Bass made 22 appearances for Toronto in 2023, posting a 4.95 ERA with 19 strikeouts in 20.0 innings pitched. On June 9, 2023, he was designated for assignment following Mitch White's activation from the injured list. He was released by the Blue Jays on June 15.

==Social media controversies==
On April 17, 2023, Bass sparked debate and criticism after he made a post on Twitter where he claimed that a United Airlines flight attendant made his pregnant wife clean up a midair mess left by their toddler daughter, with many pointing out that it was his responsibility.

On May 29, 2023, Bass again created controversy after he shared a video on instagram describing the selling of Pride-themed merchandise as “evil” and “demonic”, in which he endorsed boycotts of Bud Light, Target and potentially other corporations, calling on Christians to support it. He subsequently apologized to the media prior to the next home game, stating that he "made a post that was hurtful to the Pride community, which includes friends of mine, and close family members of mine, and I’m truly sorry for that."
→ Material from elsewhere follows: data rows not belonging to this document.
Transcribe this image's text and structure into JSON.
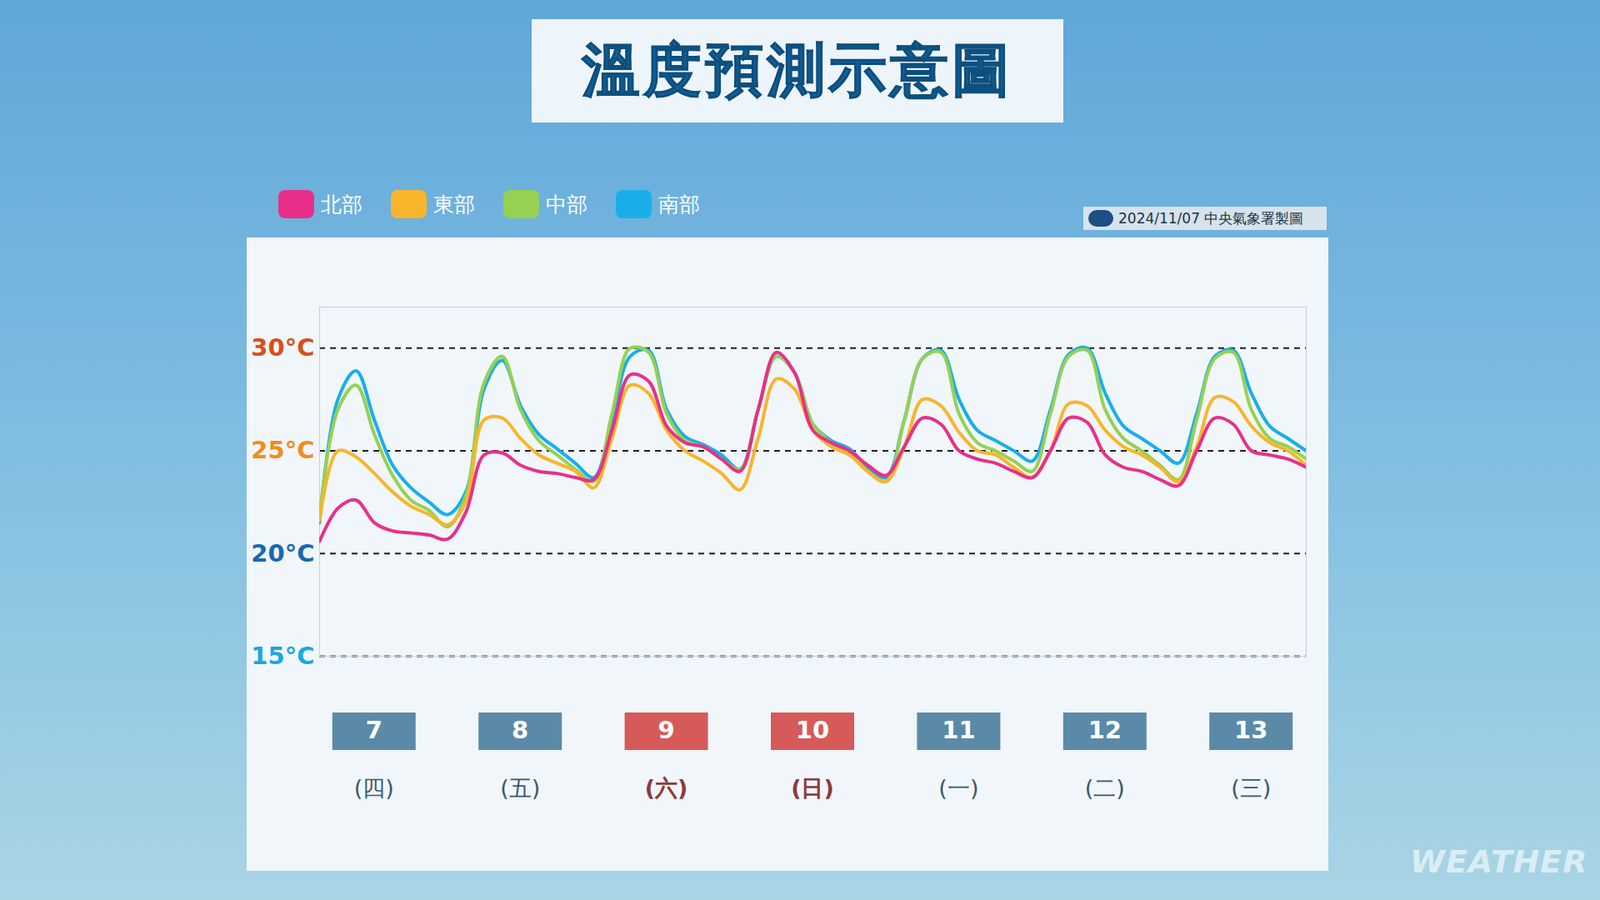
{
  "chart_data": {
    "type": "line",
    "title": "溫度預測示意圖",
    "source": "2024/11/07 中央氣象署製圖",
    "watermark": "WEATHER",
    "categories": [
      null,
      null,
      null,
      "7\n(四)",
      null,
      null,
      null,
      null,
      null,
      null,
      null,
      "8\n(五)",
      null,
      null,
      null,
      null,
      null,
      null,
      null,
      "9\n(六)",
      null,
      null,
      null,
      null,
      null,
      null,
      null,
      "10\n(日)",
      null,
      null,
      null,
      null,
      null,
      null,
      null,
      "11\n(一)",
      null,
      null,
      null,
      null,
      null,
      null,
      null,
      "12\n(二)",
      null,
      null,
      null,
      null,
      null,
      null,
      null,
      "13\n(三)",
      null,
      null,
      null
    ],
    "category_colors": [
      null,
      null,
      null,
      "#5b8aa8",
      null,
      null,
      null,
      null,
      null,
      null,
      null,
      "#5b8aa8",
      null,
      null,
      null,
      null,
      null,
      null,
      null,
      "#d65a5a",
      null,
      null,
      null,
      null,
      null,
      null,
      null,
      "#d65a5a",
      null,
      null,
      null,
      null,
      null,
      null,
      null,
      "#5b8aa8",
      null,
      null,
      null,
      null,
      null,
      null,
      null,
      "#5b8aa8",
      null,
      null,
      null,
      null,
      null,
      null,
      null,
      "#5b8aa8",
      null,
      null,
      null
    ],
    "series": [
      {
        "name": "北部",
        "color": "#e8308a",
        "values": [
          20.6,
          22.2,
          22.6,
          21.5,
          21.1,
          21.0,
          20.9,
          20.7,
          22.0,
          24.8,
          24.9,
          24.3,
          24.0,
          23.9,
          23.7,
          23.6,
          26.0,
          28.7,
          28.4,
          26.2,
          25.4,
          25.2,
          24.6,
          24.0,
          27.0,
          29.8,
          28.8,
          26.0,
          25.4,
          25.0,
          24.3,
          23.8,
          25.2,
          26.6,
          26.3,
          25.0,
          24.6,
          24.4,
          24.0,
          23.7,
          25.0,
          26.6,
          26.4,
          24.8,
          24.2,
          24.0,
          23.6,
          23.3,
          25.0,
          26.6,
          26.3,
          25.0,
          24.8,
          24.6,
          24.2
        ]
      },
      {
        "name": "東部",
        "color": "#f7b52c",
        "values": [
          21.6,
          25.0,
          24.7,
          23.9,
          23.0,
          22.3,
          21.9,
          21.4,
          22.5,
          26.5,
          26.6,
          25.6,
          24.8,
          24.4,
          24.0,
          23.2,
          25.6,
          28.2,
          27.8,
          26.0,
          25.0,
          24.5,
          23.9,
          23.1,
          25.6,
          28.5,
          28.0,
          26.0,
          25.2,
          24.8,
          24.0,
          23.5,
          25.2,
          27.5,
          27.2,
          25.9,
          25.0,
          24.8,
          24.2,
          23.7,
          25.0,
          27.3,
          27.2,
          26.0,
          25.2,
          24.8,
          24.2,
          23.5,
          25.2,
          27.6,
          27.4,
          26.2,
          25.4,
          25.0,
          24.3
        ]
      },
      {
        "name": "中部",
        "color": "#96d152",
        "values": [
          21.8,
          27.0,
          28.2,
          25.8,
          23.8,
          22.6,
          22.1,
          21.3,
          22.8,
          28.3,
          29.6,
          27.0,
          25.5,
          24.8,
          24.1,
          23.5,
          26.8,
          30.0,
          29.8,
          26.8,
          25.5,
          25.2,
          24.6,
          24.1,
          27.0,
          29.6,
          28.8,
          26.3,
          25.4,
          24.9,
          24.0,
          23.5,
          26.5,
          29.5,
          29.8,
          26.8,
          25.4,
          25.0,
          24.5,
          24.0,
          26.8,
          29.6,
          29.9,
          27.0,
          25.6,
          25.0,
          24.3,
          23.6,
          26.5,
          29.5,
          29.8,
          27.0,
          25.6,
          25.2,
          24.6
        ]
      },
      {
        "name": "南部",
        "color": "#19aeea",
        "values": [
          21.5,
          27.5,
          28.9,
          26.5,
          24.3,
          23.2,
          22.5,
          21.9,
          23.0,
          28.0,
          29.4,
          27.2,
          25.8,
          25.1,
          24.4,
          23.7,
          26.5,
          29.6,
          29.9,
          27.0,
          25.7,
          25.3,
          24.8,
          24.1,
          27.0,
          29.6,
          28.8,
          26.3,
          25.5,
          25.1,
          24.2,
          23.7,
          26.5,
          29.5,
          29.9,
          27.5,
          26.0,
          25.5,
          25.0,
          24.5,
          27.0,
          29.7,
          30.0,
          27.8,
          26.2,
          25.6,
          25.0,
          24.4,
          26.8,
          29.6,
          29.9,
          27.8,
          26.2,
          25.6,
          25.0
        ]
      }
    ],
    "ylim": [
      15,
      32
    ],
    "yticks": [
      {
        "value": 15,
        "label": "15°C"
      },
      {
        "value": 20,
        "label": "20°C"
      },
      {
        "value": 25,
        "label": "25°C"
      },
      {
        "value": 30,
        "label": "30°C"
      }
    ],
    "grid": true,
    "legend": "top-left"
  }
}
Jays general manager Ross Atkins later confirmed to People that "the relief pitcher's stance had become a "distraction" in the clubhouse", causing his release from the club. It came days after Atkins said "the pitcher would not be disciplined, claiming Bass had been apologetic and “accountable” for his actions."

==Personal life==
On August 1, 2016, Bass married Sydney Rae James, sister of country singer Jessie James and sister in-law of Eric Decker in a private ceremony. Their first daughter was born prematurely on September 4, 2017. They adopted another daughter in October 2020. They welcomed a son in July 2023. Their second was born in October 2025.

Bass has a brother and two sisters. His parents are Ed and Linda Bass.